The sun protection factor (SPF) found on the product label tells you the minimum amount of UVB sunlight that is needed with that product to produce redness on sunscreen-protected skin as compared with unprotected skin. Products with high SPFs provide more protection against the sun than products with low SPFs. You should choose a sunscreen product based on the type of activity in which you are involved, your age, site of application, your skin condition, and your skin type. Ask your pharmacist or prescriber or health care professional about which sunscreen product is best for you.
Sunscreen products are for external use only. Do not take by mouth. Apply evenly and liberally to all exposed areas of the skin 30 minutes prior to exposure to the sun. Apply again every 1—2 hours and after swimming, excessive sweating or towel drying. Some sunscreen products contain alcohol and are flammable. Do not use near heat, open flames, or while smoking.

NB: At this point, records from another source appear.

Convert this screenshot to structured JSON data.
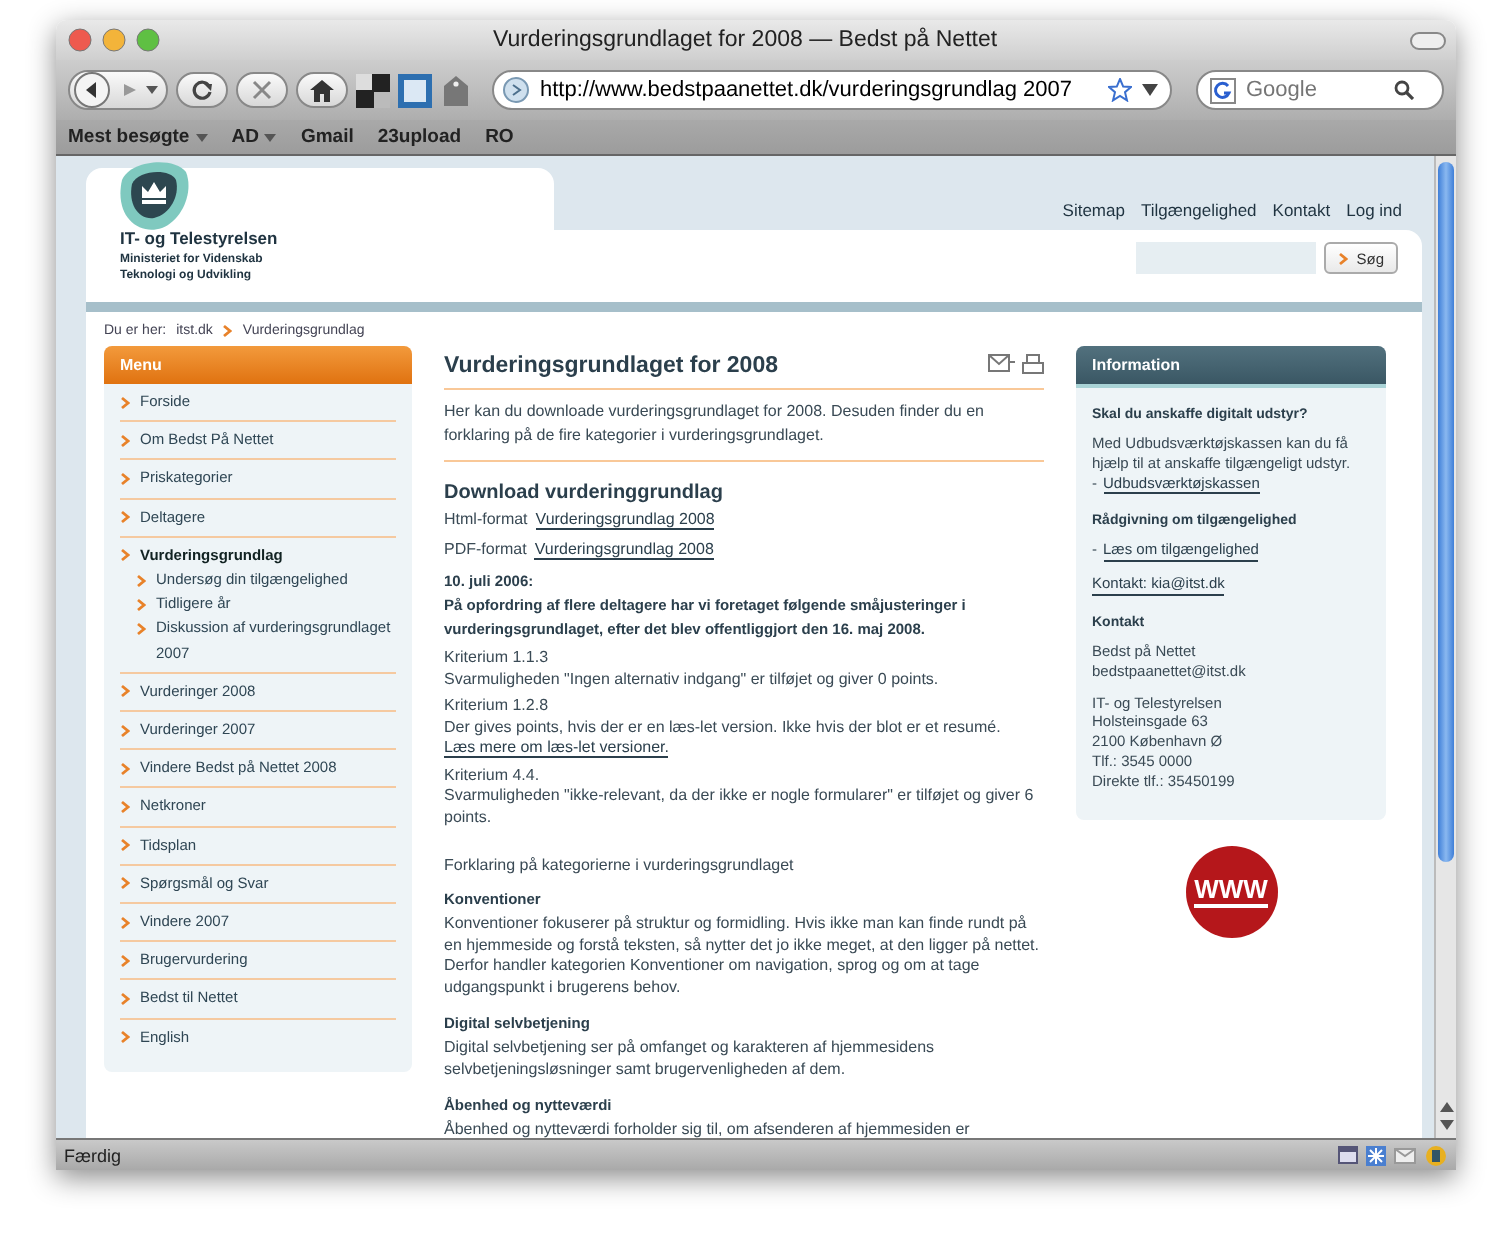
{
  "window": {
    "title": "Vurderingsgrundlaget for 2008 — Bedst på Nettet"
  },
  "toolbar": {
    "url": "http://www.bedstpaanettet.dk/vurderingsgrundlag 2007",
    "search_placeholder": "Google"
  },
  "bookmarks": [
    {
      "label": "Mest besøgte",
      "kind": "menu"
    },
    {
      "label": "AD",
      "kind": "menu"
    },
    {
      "label": "Gmail",
      "kind": "link"
    },
    {
      "label": "23upload",
      "kind": "link"
    },
    {
      "label": "RO",
      "kind": "link"
    }
  ],
  "site": {
    "org": "IT- og Telestyrelsen",
    "ministry": [
      "Ministeriet for Videnskab",
      "Teknologi og Udvikling"
    ],
    "top_links": [
      "Sitemap",
      "Tilgængelighed",
      "Kontakt",
      "Log ind"
    ],
    "search_button": "Søg"
  },
  "breadcrumb": {
    "label": "Du er her:",
    "items": [
      "itst.dk",
      "Vurderingsgrundlag"
    ]
  },
  "menu": {
    "title": "Menu",
    "items": [
      {
        "label": "Forside",
        "selected": false
      },
      {
        "label": "Om Bedst På Nettet",
        "selected": false
      },
      {
        "label": "Priskategorier",
        "selected": false
      },
      {
        "label": "Deltagere",
        "selected": false
      },
      {
        "label": "Vurderingsgrundlag",
        "selected": true,
        "children": [
          {
            "label": "Undersøg din tilgængelighed",
            "selected": false
          },
          {
            "label": "Tidligere år",
            "selected": false
          },
          {
            "label": "Diskussion af vurderingsgrundlaget 2007",
            "selected": false
          }
        ]
      },
      {
        "label": "Vurderinger 2008",
        "selected": false
      },
      {
        "label": "Vurderinger 2007",
        "selected": false
      },
      {
        "label": "Vindere Bedst på Nettet 2008",
        "selected": false
      },
      {
        "label": "Netkroner",
        "selected": false
      },
      {
        "label": "Tidsplan",
        "selected": false
      },
      {
        "label": "Spørgsmål og Svar",
        "selected": false
      },
      {
        "label": "Vindere 2007",
        "selected": false
      },
      {
        "label": "Brugervurdering",
        "selected": false
      },
      {
        "label": "Bedst til Nettet",
        "selected": false
      },
      {
        "label": "English",
        "selected": false
      }
    ]
  },
  "article": {
    "title": "Vurderingsgrundlaget for 2008",
    "intro": "Her kan du downloade vurderingsgrundlaget for 2008. Desuden finder du en forklaring på de fire kategorier i vurderingsgrundlaget.",
    "download_heading": "Download vurderinggrundlag",
    "downloads": [
      {
        "format": "Html-format",
        "link": "Vurderingsgrundlag 2008"
      },
      {
        "format": "PDF-format",
        "link": "Vurderingsgrundlag 2008"
      }
    ],
    "update_date": "10. juli 2006:",
    "update_note": "På opfordring af flere deltagere har vi foretaget følgende småjusteringer i vurderingsgrundlaget, efter det blev offentliggjort den 16. maj 2008.",
    "criteria": [
      {
        "title": "Kriterium 1.1.3",
        "text": "Svarmuligheden \"Ingen alternativ indgang\" er tilføjet og giver 0 points."
      },
      {
        "title": "Kriterium 1.2.8",
        "text": "Der gives points, hvis der er en læs-let version. Ikke hvis der blot er et resumé.",
        "link": "Læs mere om læs-let versioner."
      },
      {
        "title": "Kriterium 4.4.",
        "text": "Svarmuligheden \"ikke-relevant, da der ikke er nogle formularer\" er tilføjet og giver 6 points."
      }
    ],
    "categories_intro": "Forklaring på kategorierne i vurderingsgrundlaget",
    "categories": [
      {
        "heading": "Konventioner",
        "text": "Konventioner fokuserer på struktur og formidling. Hvis ikke man kan finde rundt på en hjemmeside og forstå teksten, så nytter det jo ikke meget, at den ligger på nettet. Derfor handler kategorien Konventioner om navigation, sprog og om at tage udgangspunkt i brugerens behov."
      },
      {
        "heading": "Digital selvbetjening",
        "text": "Digital selvbetjening ser på omfanget og karakteren af hjemmesidens selvbetjeningsløsninger samt brugervenligheden af dem."
      },
      {
        "heading": "Åbenhed og nytteværdi",
        "text": "Åbenhed og nytteværdi forholder sig til, om afsenderen af hjemmesiden er"
      }
    ]
  },
  "info": {
    "title": "Information",
    "blocks": [
      {
        "kind": "heading",
        "text": "Skal du anskaffe digitalt udstyr?"
      },
      {
        "kind": "text",
        "lines": [
          "Med Udbudsværktøjskassen kan du få hjælp til at anskaffe tilgængeligt udstyr."
        ],
        "bullet": "-",
        "link": "Udbudsværktøjskassen"
      },
      {
        "kind": "heading",
        "text": "Rådgivning om tilgængelighed"
      },
      {
        "kind": "text",
        "bullet": "-",
        "link": "Læs om tilgængelighed"
      },
      {
        "kind": "text",
        "link": "Kontakt: kia@itst.dk"
      },
      {
        "kind": "heading",
        "text": "Kontakt"
      },
      {
        "kind": "text",
        "lines": [
          "Bedst på Nettet",
          "bedstpaanettet@itst.dk"
        ]
      },
      {
        "kind": "text",
        "lines": [
          "IT- og Telestyrelsen",
          "Holsteinsgade 63",
          "2100 København Ø",
          "Tlf.: 3545 0000",
          "Direkte tlf.: 35450199"
        ]
      }
    ]
  },
  "badge": "WWW",
  "status_bar": {
    "text": "Færdig"
  }
}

Contact your pediatrician or health care professional regarding the use of this medicine in children. Special care may be needed.
Elderly patients are more likely to have damaged skin through aging, and this may increase side effects.
What if I miss a dose?
If you forget to put on your sunscreen, apply it as soon as you remember.
What drug(s) may interact with PABA?
There are no known interactions between PABA sunscreen products and other drugs.
Tell your prescriber or health care professional about other skin products you are using. Do not apply PABA sunscreen at the same site as other skin preparations without advice.
What should I watch for while taking PABA?
Do not get the sunscreen in your eyes. If you do, rinse out with plenty of cool tap water.
Minimize your exposure to the sun between the hours of 10 a.m. and 2 p.m. (11 a.m. and 3 p.m. daylight savings time). Take extra precautions on cloudy or overcast days and around reflective surfaces such as concrete, sand, snow, or water. You should also wear protective clothing including a hat, long-sleeved shirt, and sunglasses and avoid sunlamps and tanning parlors.
Sunscreens containing PABA may discolor and stain light-colored fabrics yellow. Allow sunscreen to dry before covering the area to which the sunscreen was applied.
What side effects may I notice from using PABA?
Side effects that you should report to your prescriber or health care professional as soon as possible:
burning or itching of the skin
dark red spots on the skin
painful, red, pus-filled blisters in hair follicles
pain in hairy areas
Side effects that usually do not require medical attention (report to your prescriber or health care professional if they continue or are bothersome):
Where can I keep my sunscreen?
Store below 40 degrees C (104 degrees F), preferably between 15—30 degrees C (59 and 86 degrees F), unless otherwise specified by the manufacturer. Store away from heat and direct light. Discard after expiration date on the bottle.